CSU researchers have begun searching for life and taking actions that may prevent water pollution at the site of the largest and most severe forest fire in Colorado’s history.
The Hayman fire burned 137,760 acres of Park, Jefferson, Douglas and Teller Counties after being started by former forest service worker Terry Barton last June, according to the U.S. Forest Service Department of Agriculture’s Web site.
In early September, shortly after the fire ceased, CSU researchers began their search for microbial life, mainly fungi, an organism essential to stabilizing the environment.
“The regeneration of soil life, mainly fungi, is the first step to soil recovery after a fire,” said Mary Schutter, investigator of the study and soil microbiology assistant professor.
Because of the unprecedented severity of the fire, little is known about how the most severely affected land will recover.
“In preliminary tests the amount of fungi bio-mass is low,” Schutter said. “The worry is that because of the low amount of fungi present, there could be intense competition between the fungi and plants for essential nutrients.”

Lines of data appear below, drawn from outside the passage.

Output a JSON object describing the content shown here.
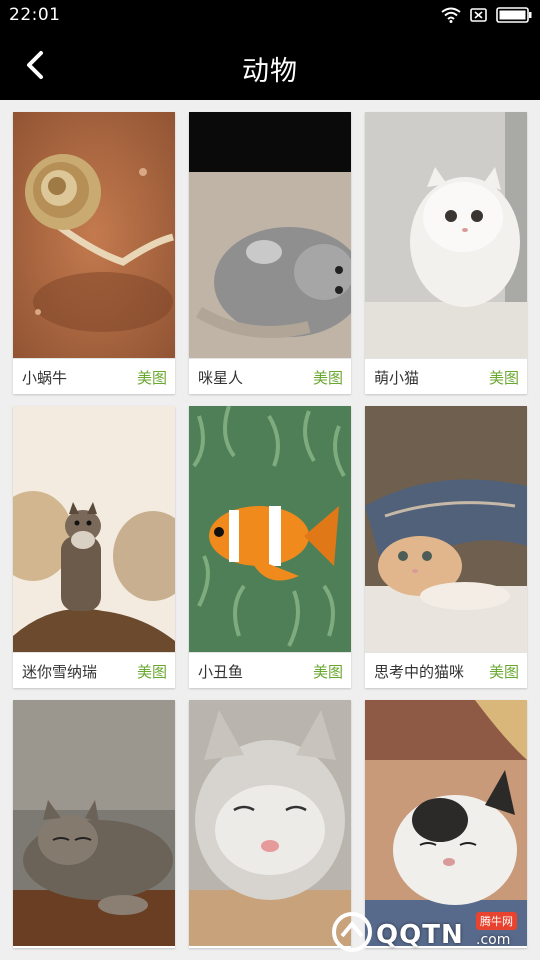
{
  "status_bar": {
    "time": "22:01"
  },
  "header": {
    "title": "动物"
  },
  "items": [
    {
      "name": "小蜗牛",
      "tag": "美图"
    },
    {
      "name": "咪星人",
      "tag": "美图"
    },
    {
      "name": "萌小猫",
      "tag": "美图"
    },
    {
      "name": "迷你雪纳瑞",
      "tag": "美图"
    },
    {
      "name": "小丑鱼",
      "tag": "美图"
    },
    {
      "name": "思考中的猫咪",
      "tag": "美图"
    },
    {
      "name": "",
      "tag": ""
    },
    {
      "name": "",
      "tag": ""
    },
    {
      "name": "",
      "tag": ""
    }
  ],
  "watermark": {
    "text": "QQTN",
    "suffix": ".com",
    "badge": "腾牛网"
  },
  "colors": {
    "accent": "#6aa832",
    "header_bg": "#000000"
  }
}
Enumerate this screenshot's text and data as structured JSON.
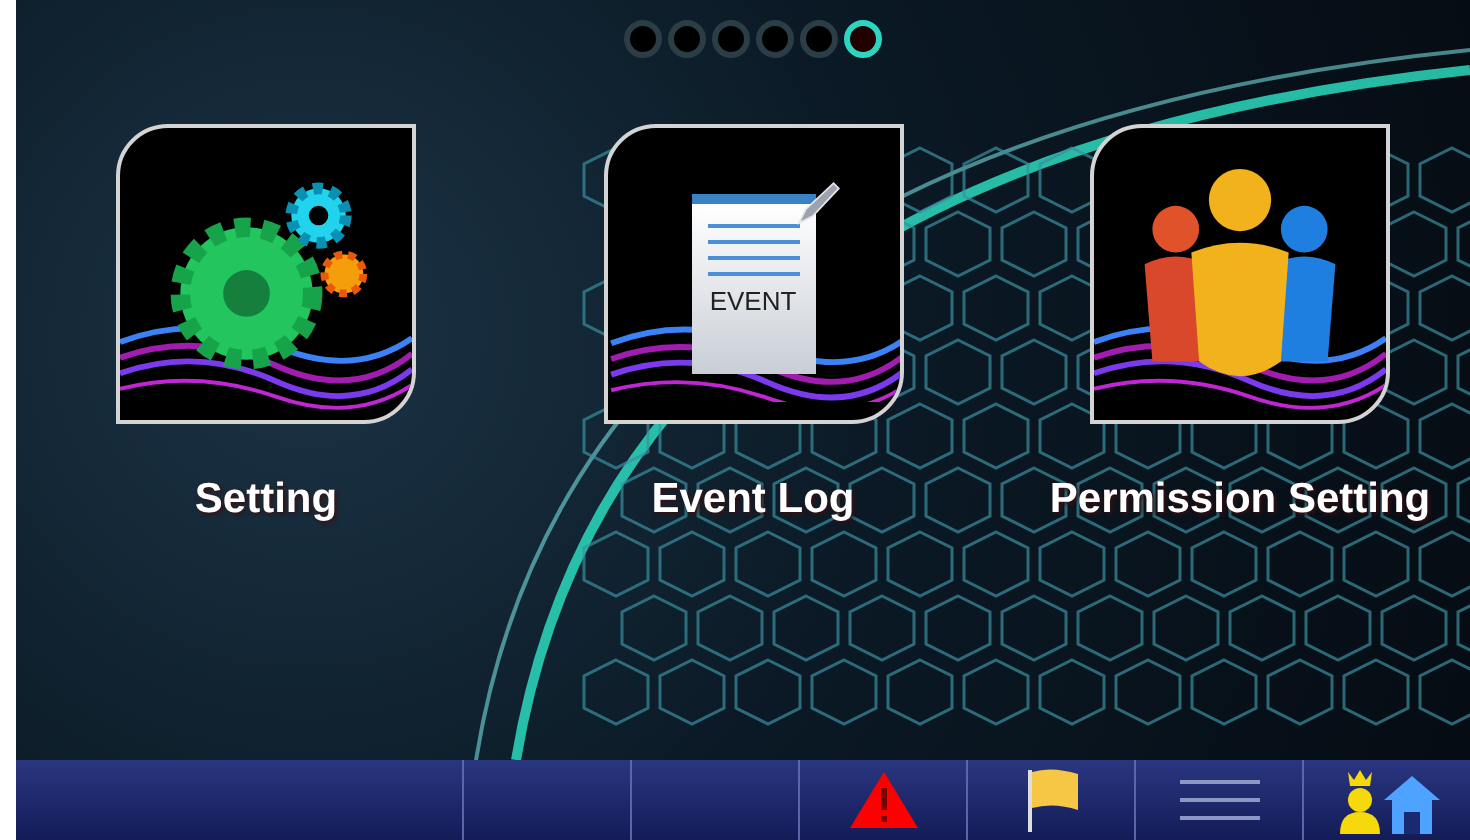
{
  "page_dots": [
    {
      "selected": false
    },
    {
      "selected": false
    },
    {
      "selected": false
    },
    {
      "selected": false
    },
    {
      "selected": false
    },
    {
      "selected": true
    }
  ],
  "apps": [
    {
      "kind": "gear",
      "label": "Setting"
    },
    {
      "kind": "document",
      "label": "Event Log",
      "icon_text": "EVENT"
    },
    {
      "kind": "people",
      "label": "Permission Setting"
    }
  ],
  "status_bar": [
    {
      "kind": "blank"
    },
    {
      "kind": "blank"
    },
    {
      "kind": "warning"
    },
    {
      "kind": "flag"
    },
    {
      "kind": "menu"
    },
    {
      "kind": "user-home"
    }
  ]
}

The longer it takes for the fungi to be reproduced, the more likely erosion, which could lead to water pollution, will occur.
“The faster fungi returns, the faster plants will return that can prevent erosion,” Schutter said. “The plants are key to preventing erosion because the plant roots help stick the soil.”
The vegetation that was burned in the fire has created a waxy layer over the ground that does not allow water absorption, said Troy Bauder, a water expert for CSU Cooperative Extension.
“Because the ground is not able to soak up water very efficiently, water begins to run on the surface and eventually erodes the soil,” said Greg Butters, a soil hydrologist associate professor.
The water also picks up ashes from the ground, which causes water pollution, Bauder said.
Bauder is now testing a type of anti-erosion tactic on the burnt soil that has been shown to significantly eliminate erosion on farming soil. The polyacrylamides help the soil bind to larger soil particles that are too large to be carried off by runoff, he said.
The projects are being funded by a $40,000 grant given by the U.S. Environmental Protection Agency. The researchers will continue their trips to the site every three or four months for the next two years to monitor the environment’s rehabilitation.
Cutline for graphic: The Hayman fire’s unprecedented burn intensity killed most living organisms including microbial life-the primary organism essential to the stabilization of the burnt environment.